Does it matter how it gets there? Probably not and if the image reflects enough quality it sure looks like it from the samples.

The test that has to be done is the AF-100 against the F3 on the same scene or chart and see what the output looks like. A Graeme like test to see what comes out. The Sony is just outputting direct sensor data without re-scaling, wonder why they chose that path. My money is on the simple added cost of boards and battery life to get a real scaled down image. Sony chose the easy direct path to minimize hardware specs and maximize profit. Panasonic probably chose binning without line skipping with optical and software filters.

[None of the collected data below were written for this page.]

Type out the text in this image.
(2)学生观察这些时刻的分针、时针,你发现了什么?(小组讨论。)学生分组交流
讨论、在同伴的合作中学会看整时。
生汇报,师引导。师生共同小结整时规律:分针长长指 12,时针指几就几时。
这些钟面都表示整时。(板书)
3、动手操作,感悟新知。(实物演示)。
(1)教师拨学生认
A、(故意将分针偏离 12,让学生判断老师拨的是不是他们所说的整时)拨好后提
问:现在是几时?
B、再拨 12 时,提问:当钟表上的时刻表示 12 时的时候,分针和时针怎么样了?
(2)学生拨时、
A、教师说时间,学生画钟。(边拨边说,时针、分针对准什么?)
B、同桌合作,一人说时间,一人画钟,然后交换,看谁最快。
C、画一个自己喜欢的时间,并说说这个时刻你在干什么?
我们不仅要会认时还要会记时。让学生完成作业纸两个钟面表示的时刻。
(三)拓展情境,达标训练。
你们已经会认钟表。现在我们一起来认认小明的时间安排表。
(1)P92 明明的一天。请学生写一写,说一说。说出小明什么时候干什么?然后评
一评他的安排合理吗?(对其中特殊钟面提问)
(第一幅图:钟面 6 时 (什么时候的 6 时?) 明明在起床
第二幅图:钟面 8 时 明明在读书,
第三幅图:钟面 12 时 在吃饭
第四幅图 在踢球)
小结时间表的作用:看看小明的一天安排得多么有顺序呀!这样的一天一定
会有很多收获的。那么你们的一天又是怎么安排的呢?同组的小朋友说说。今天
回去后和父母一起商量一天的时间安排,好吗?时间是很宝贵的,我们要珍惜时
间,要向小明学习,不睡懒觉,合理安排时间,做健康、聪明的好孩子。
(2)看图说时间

Who knows maybe the AF-100 could win on resolution due to using even more pixel averaging. It sure has the advantage on still images since it is also a full still camera.

An official word from Panasonic is not enough confirmation if there is one, the test will be the final arbiter. Still the camera that wins in price/performance/features is the Af-100 there is no contest.

November 19, 2010 | Registered CommenterJames Benet

I'm sorry James, but that sounds like pure speculation to me. It actually doesn't take much power at all to scale an image from 14 megapixels to 1080p. The limiting factor in the HDSLRs is the speed with which the images can be pulled off the sensor, not the subsequent processing. Canon is actually doing a ton of post-processing in camera to minimize moiré, but they are subject to a sad rule, which is that post-processing can never eliminate that kind of artifact.

You're right in that all that matters is how the cameras hold up in practical use, and while I haven't seen a test chart shot with an AF100, I've seen plenty of footage from it that exhibits exactly what Panasonic claims — nice clean images.

November 19, 2010 | Registered CommenterStu

While risking sounding like a kiss-ass on his own blog (in reality, Stu knows that I kiss very little ass), I will take a STU "chart-test" over a GRAEME chart test any day. I live and shoot in a real world - subjects that are not just measured lines on a perfectly exposed piece of cardboard.

But yes, all I read there was speculation; I just cant figure out WHY.

November 19, 2010 | Registered CommenterBrian R

I am not a member of REDUSER but found this discussion on the exact subject. While their koolaid is pretty strong as always I still believe the AF-100 is not a true downsample.
Discussion Here

To be clear this is just what Ive come to see in the clips of the AF-100 on the net, Ive seen aliasing but complete lack of moire which gets rid off with the strong OLPF they claim to have implemented on the press release:
From Panasonic Release:
Large 4/3" "Best-in-Class" MOS imager with fast image scanning and optical and low pass filters that eliminate aliasing and moire while minimizing skew"

So yes it's pure speculation on my part and until we get a still image from the camera down-sampled to 1080p and comparing a still from the video of the same scene, there is no way of knowing the truth.

The image looks great and it's a huge step up from DSLRs but line skipping being avoided can sure make a huge upgrade in image quality even when they are binning 4:1 with a strong OLPF.

November 19, 2010 | Registered CommenterJames Benet

Hi Stu,

This is my first post in your blog but I've been following you for ages, thanks for your great contribution to independent filmmaking geekiness ;)

You never post much about Nikon... I'm thinking of getting a Nikon D3100 and I could certainly use some of your great advice on this one. I already have Nikon lenses, that's the main reason. Thanks.

Cheers from Spain,


November 22, 2010 | Registered CommenterAlberto Luceno

I thought you might want to also mention the A-Cam dii which appears to be spec'd about the same as a the scarlet and is actually for sale.